An Intelligent Museum encourages active participation and engagement of its visitors which the MOT encourages in its integration of digital media. But the collaboration and sharing of ideas and action ends at the museum. The MOT does not use social media to deepen engagement or continue the discourse it initiated in the exhibit. The conversation ends with a tweet or Facebook post.
The exhibit can continue this discourse through the use of the virtual space and keep the discussion between everyone on-going. As McDonald and Alsford state “Contemporary concerns, changes and challenges plaguing society on all fronts — cultural, technological, environmental — make it more important than ever that museums be responsive and relevant to the information needs of society (p. 72).” Throughout the Anne exhibit, the visitor confronts the challenges Anne faced as a victim of the Holocaust and also as a human being. This exhibit makes those issues relevant and meaningful to their visitor successfully. The exhibit hopes to inspire change for the betterment of all society through the encouragement of active participation on shared networks.

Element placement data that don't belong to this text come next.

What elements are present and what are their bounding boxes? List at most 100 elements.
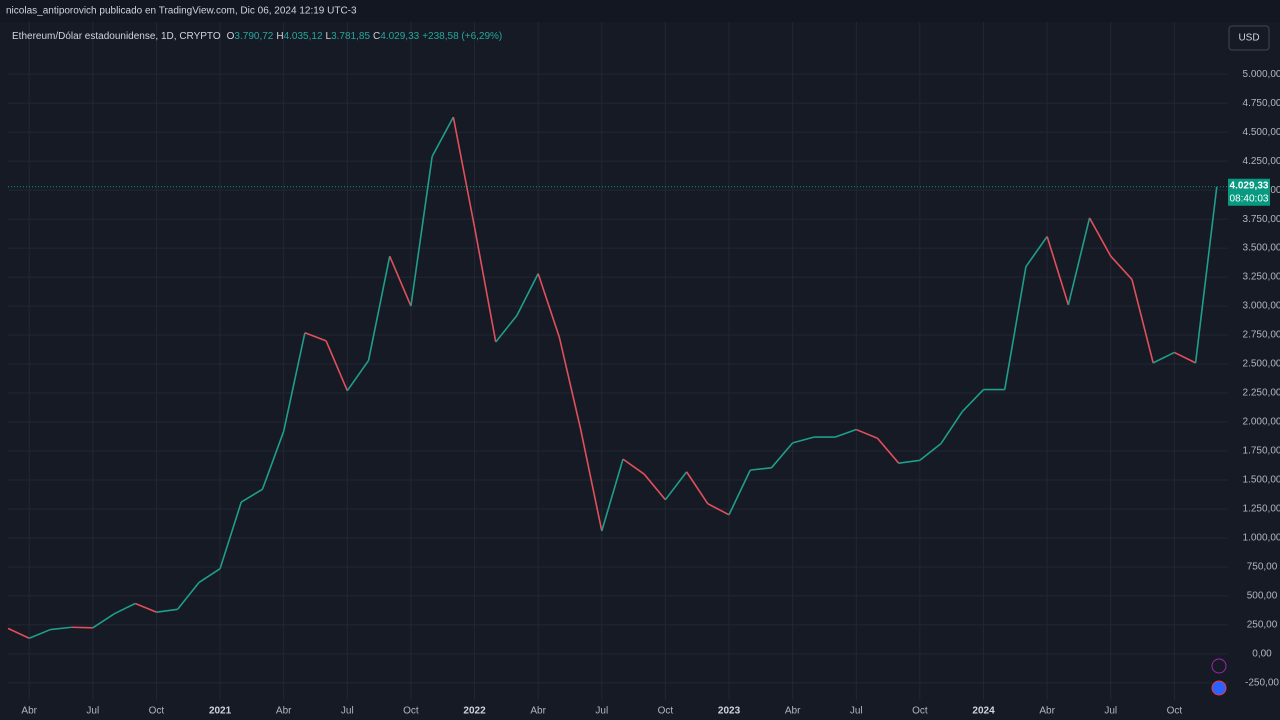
price-segment: [1131, 279, 1154, 364]
ohlc-value: 4.029,33: [380, 31, 419, 42]
price-segment: [940, 411, 963, 444]
alert-icon[interactable]: [1211, 658, 1227, 674]
x-tick-label: Abr: [1039, 706, 1055, 717]
price-segment: [622, 458, 645, 475]
price-segment: [388, 255, 412, 307]
price-segment: [558, 337, 582, 430]
y-tick-label: 1.250,00: [1243, 504, 1280, 515]
price-segment: [876, 437, 900, 464]
price-segment: [728, 469, 751, 516]
price-segment: [495, 314, 518, 343]
x-tick-label: Jul: [1104, 706, 1117, 717]
x-tick-label: 2022: [463, 706, 486, 717]
ohlc-key: H: [276, 31, 283, 42]
price-segment: [537, 273, 561, 338]
x-tick-label: 2023: [718, 706, 741, 717]
price-axis-panel: [1228, 22, 1280, 720]
ohlc-value: 3.781,85: [331, 31, 370, 42]
y-tick-label: 750,00: [1247, 562, 1278, 573]
price-segment: [198, 568, 221, 584]
price-segment: [92, 613, 115, 629]
x-tick-label: Oct: [658, 706, 674, 717]
y-tick-label: 4.250,00: [1243, 156, 1280, 167]
y-tick-label: 2.250,00: [1243, 388, 1280, 399]
x-tick-label: Jul: [86, 706, 99, 717]
y-tick-label: 4.500,00: [1243, 127, 1280, 138]
y-tick-label: 3.000,00: [1243, 301, 1280, 312]
price-segment: [792, 436, 815, 444]
price-segment: [346, 360, 370, 392]
y-tick-label: 2.500,00: [1243, 359, 1280, 370]
price-segment: [1046, 236, 1070, 306]
y-tick-label: 1.500,00: [1243, 475, 1280, 486]
price-segment: [7, 627, 30, 639]
change: +238,58 (+6,29%): [422, 31, 502, 42]
price-segment: [643, 473, 667, 501]
x-tick-label: Jul: [341, 706, 354, 717]
y-tick-label: 500,00: [1247, 591, 1278, 602]
symbol: Ethereum/Dólar estadounidense, 1D, CRYPT…: [12, 31, 221, 42]
x-tick-label: Jul: [850, 706, 863, 717]
price-segment: [1152, 351, 1175, 364]
ohlc-key: L: [326, 31, 332, 42]
y-tick-label: 3.500,00: [1243, 243, 1280, 254]
last-price-box: [1228, 178, 1270, 206]
countdown: 08:40:03: [1230, 193, 1269, 204]
price-segment: [834, 428, 857, 438]
price-segment: [1025, 236, 1048, 268]
x-tick-label: Jul: [595, 706, 608, 717]
last-price-label: 4.029,33: [1230, 180, 1269, 191]
x-tick-label: Abr: [530, 706, 546, 717]
x-tick-label: Abr: [785, 706, 801, 717]
price-segment: [750, 467, 772, 471]
price-segment: [71, 626, 93, 629]
currency-button[interactable]: [1228, 25, 1270, 51]
price-segment: [134, 602, 157, 613]
y-tick-label: 4.750,00: [1243, 98, 1280, 109]
ohlc-key: C: [373, 31, 380, 42]
price-segment: [898, 459, 921, 464]
price-segment: [919, 442, 942, 461]
y-tick-label: 5.000,00: [1243, 69, 1280, 80]
x-tick-label: Abr: [276, 706, 292, 717]
price-segment: [156, 608, 178, 613]
price-segment: [219, 501, 243, 569]
price-segment: [367, 256, 391, 361]
price-segment: [1003, 266, 1027, 390]
price-segment: [1194, 186, 1218, 363]
y-tick-label: 3.750,00: [1243, 214, 1280, 225]
price-segment: [855, 428, 878, 439]
price-segment: [961, 388, 985, 413]
price-segment: [261, 431, 285, 490]
price-segment: [240, 488, 263, 503]
price-segment: [685, 471, 709, 505]
price-segment: [770, 442, 794, 469]
y-tick-label: 0,00: [1252, 649, 1272, 660]
price-segment: [50, 626, 72, 631]
price-segment: [601, 458, 624, 532]
y-tick-label: 2.000,00: [1243, 417, 1280, 428]
ohlc-key: O: [227, 31, 235, 42]
price-segment: [473, 227, 497, 343]
x-tick-label: 2021: [209, 706, 232, 717]
price-segment: [516, 273, 539, 316]
y-tick-label: 3.250,00: [1243, 272, 1280, 283]
price-segment: [664, 471, 688, 501]
y-tick-label: -250,00: [1245, 678, 1279, 689]
price-segment: [410, 156, 433, 307]
plot-area: [7, 22, 1228, 700]
flag-icon[interactable]: [1211, 680, 1227, 696]
price-segment: [431, 116, 455, 157]
x-tick-label: Oct: [403, 706, 419, 717]
price-segment: [1067, 217, 1091, 306]
legend: Ethereum/Dólar estadounidense, 1D, CRYPT…: [12, 31, 502, 42]
x-tick-label: 2024: [972, 706, 995, 717]
currency[interactable]: USD: [1238, 33, 1259, 44]
price-segment: [1088, 217, 1112, 257]
price-segment: [579, 428, 603, 532]
ohlc-value: 4.035,12: [284, 31, 323, 42]
price-segment: [1110, 255, 1133, 280]
header-bar: [0, 0, 1280, 22]
price-segment: [282, 332, 306, 432]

But social media and the museum’s webpage could potentially open up the conversation between the museum and its visitors and also visitors between visitors. This virtual space could continue to provide ideas of social change and action and follow-up with visitors on the status of their pledges. By utilizing social media and the museum’s webpage, this could extend the conversations beyond the museum’s physical site and the museum could turn into a better Intelligent Museum. This would continue the learning process and keep their visitors active participants to meet museum’s vision of visitors assuming responsibility for change. This shared and extended network can remind them of the same quote by Anne Frank that they saw before they exited the museum: “How wonderful it is that nobody need wait a single moment before starting to improve the world.”